— Но, господин полковник, — щёлкнув каблуками, прерывающимся голосом сказал Коверзнев, — Ярков прав: из-за нераспорядительности артиллеристов мы погубили людей.
Мруз-Пельчинский с сожалением поглядел на Коверзнева:
— Я всегда ценил вас, штабс-капитан. И прощаю только потому, что вы похвально заботитесь о своих разведчиках.
— Это были прекрасные разведчики...
— Были, — усмехнулся Мруз-Пельчинский. — Вот именно. Но за последние полгода они разложились под влиянием большевистской пропаганды. Так кого вы жалеете — большевиков?— Он шагнул к Коверзневу и зашипел: — Вы! Вы! Который хочет победы России!..
Коверзнев растерялся и, отступив на шаг, проговорил:
— Но это же наши люди... Они прошли через все бои...
— Штабс-капитан, не повторяйте Яркова! Вы же мужчина!
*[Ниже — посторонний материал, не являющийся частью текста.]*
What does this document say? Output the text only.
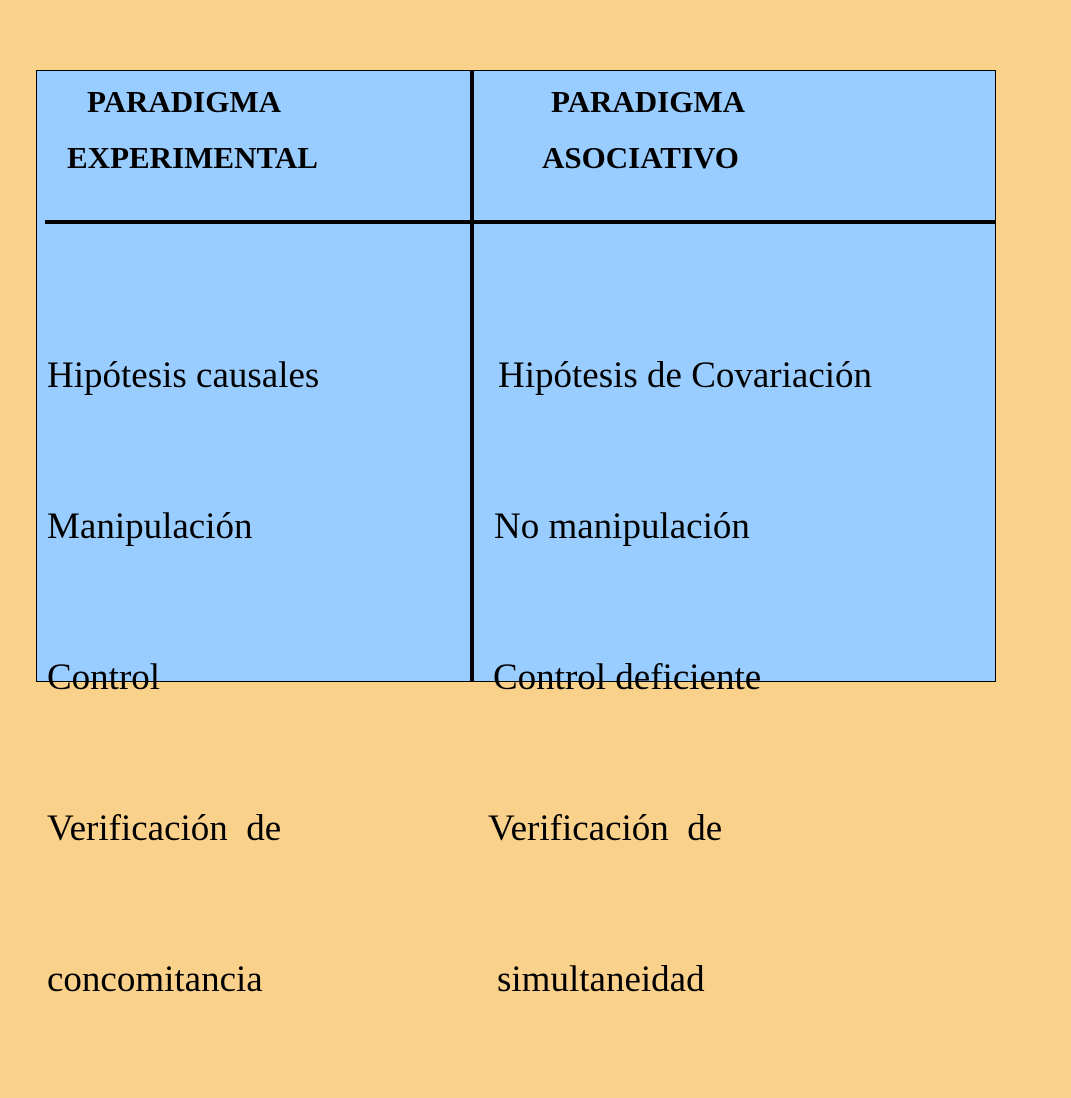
PARADIGMA
EXPERIMENTAL
PARADIGMA
ASOCIATIVO

Hipótesis causales

Manipulación

Control

Verificación  de

concomitancia

Hipótesis de Covariación

No manipulación

Control deficiente

Verificación  de

simultaneidad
Я знаю, как вы, не жалея жизни, совсем недавно не побоялись вмешаться в разнузданный митинг на станции!.. А сейчас извольте отправляться туда, где вам положено быть! Вы лучше других знаете, что бывает с тем, кто самовольно покидает пост!
Коверзнев, ничего не ответив, вышел. Артиллерия вновь грохотала, снаряды проносились над его головой. Он шёл, не обращая на них внимания, и старался не думать о случившемся. Но мысли не подчинялись ему: «Неужели сознательно погубили людей только потому, что они были большевиками?..»
Он устало забрался по сваям к амбразуре в брандмауэре и механическим движением поднёс бинокль к глазам. Земля вставала на дыбы в сплошном грохоте и огне, и дым висел густым облаком над траншеями, уходя всё дальше и дальше в глубь немецких укреплений.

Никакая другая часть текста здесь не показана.